Sette anni esatti sono trascorsi dal lancio dell'Iniziativa nazionale per lo sviluppo umano (INDH), inaugurata da S.M. il Re Mohammed VI il 18 maggio 2005. Per celebrare il settimo anniversario di questo cantiere, il governatore della provincia di Sidi Kacem ha organizzato mercoledì scorso una giornata informativa per valutare il piano d'azione dei programmi urbano e rurale per l'anno 2012.
Le autorità locali, gli eletti, i capi dei servizi esterni, i principali partner e la stampa locale erano presenti a questo incontro che celebrava il lancio di questo progetto sociale. Come ha detto il governatore della provincia, Chakib Bourkia, «questo progetto si fonda sui valori di solidarietà e coesione sociale che traggono la loro forza dalle nostre tradizioni autentiche e trovano la loro espressione in questa istituzionalizzazione che è l'INDH, attraverso strutture ed istituzioni locali, provinciali, regionali e nazionali».
L'attuazione dei programmi dell'INDH ha permesso di lottare efficacemente contro alcuni fenomeni sociali come la povertà, l'esclusione sociale e la precarietà.
I risultati del bilancio presentato sono abbastanza eloquenti. Dal canto suo, Mohamed Abouynane, capo del servizio dell'INDH, ha ricordato i grandi orientamenti della seconda fase dell'INDH. Ha sottolineato che la fase 2011-2015 dell'INDH mirava al rafforzamento e all'ancoraggio della filosofia dell'iniziativa e alla valorizzazione dei risultati della prima fase.
Le sue ambizioni si traducono, da un lato, nell'ampliamento significativo degli interventi a favore delle persone delle zone target e, dall'altro, nella mobilitazione di mezzi finanziari consistenti, ovvero 17 miliardi di dirham in 5 anni. In sintesi, il rappresentante dell'INDH ha rivelato che 129 programmi sono stati proposti per la validazione: 105 per il programma rurale e 24 per il programma urbano.
Il comitato sarà invitato a validare il budget di elaborazione degli INDH dei comuni e dei quartieri target, la cui presa in carico sarà assicurata dal programma trasversale, per un costo complessivo di 76,17 milioni di DH, con la partecipazione dell'INDH nell'ordine di 59,2 milioni di DH e quella dei partner di 16,97 milioni di DH.
Mohamed Abouynane ha concluso che, nel quadro dell'attuazione di una programmazione pluriennale che deve permettere maggiore visibilità a medio termine e favorire il raggiungimento degli obiettivi di performance di bilancio (50% emissione, 90% impegno), la provincia conta di ingaggiare un BTE (ufficio di trasferimento di competenze) per sostenere gli organi di governance nell'elaborazione dei loro piani d'azione per il periodo 2013-2015.
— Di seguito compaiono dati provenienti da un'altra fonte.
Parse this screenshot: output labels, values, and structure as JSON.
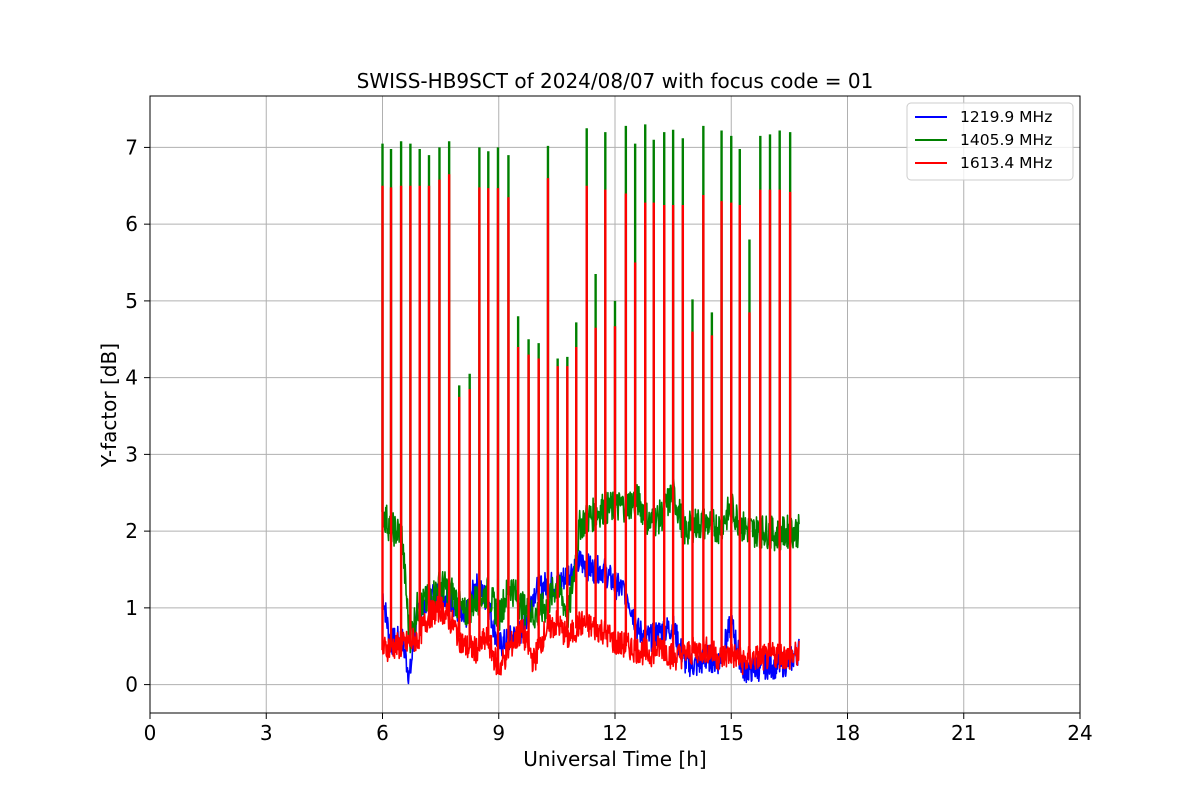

Il processo in questione dovrebbe svolgersi in quattro grandi tappe, a cominciare dall'organizzazione di un laboratorio di lancio e formazione delle squadre di supporto. La seconda tappa sarebbe dedicata alla realizzazione di una diagnosi descrittiva, la terza all'analisi strategica e la quarta vedrebbe l'elaborazione del piano d'azione triennale 2013-2015.
Le diverse missioni sarebbero punteggiate da laboratori di restituzione per favorire la convergenza e la condivisione dei risultati ottenuti. Il costo stimato sarebbe di un milione di dirham.
Il governatore della provincia ha sottolineato che il principale risultato, al di là di tutte le cifre, si manifestava nel consolidamento di questo nuovo approccio adottato nella conduzione degli affari della cosa pubblica locale, nei principi di partenariato e di prossimità adottati per affrontare i problemi della povertà e della precarietà e nella semplificazione delle procedure amministrative per tutto ciò che riguarda la programmazione e l'esecuzione, tutto ciò in un ambiente impregnato di trasparenza, efficacia e responsabilità. Ciò che c'è da ricordare anche in questo quadro, è soprattutto la precisazione apportata dal governatore secondo cui tutti i controlli di audit condotti finora sui programmi d'azione hanno confermato l'impegno di tutti (amministrazioni pubbliche, collettività locali e associazioni) e la conformità della loro azione allo spirito dell'INDH, nonché al rispetto delle sue regole e dei suoi fondamenti.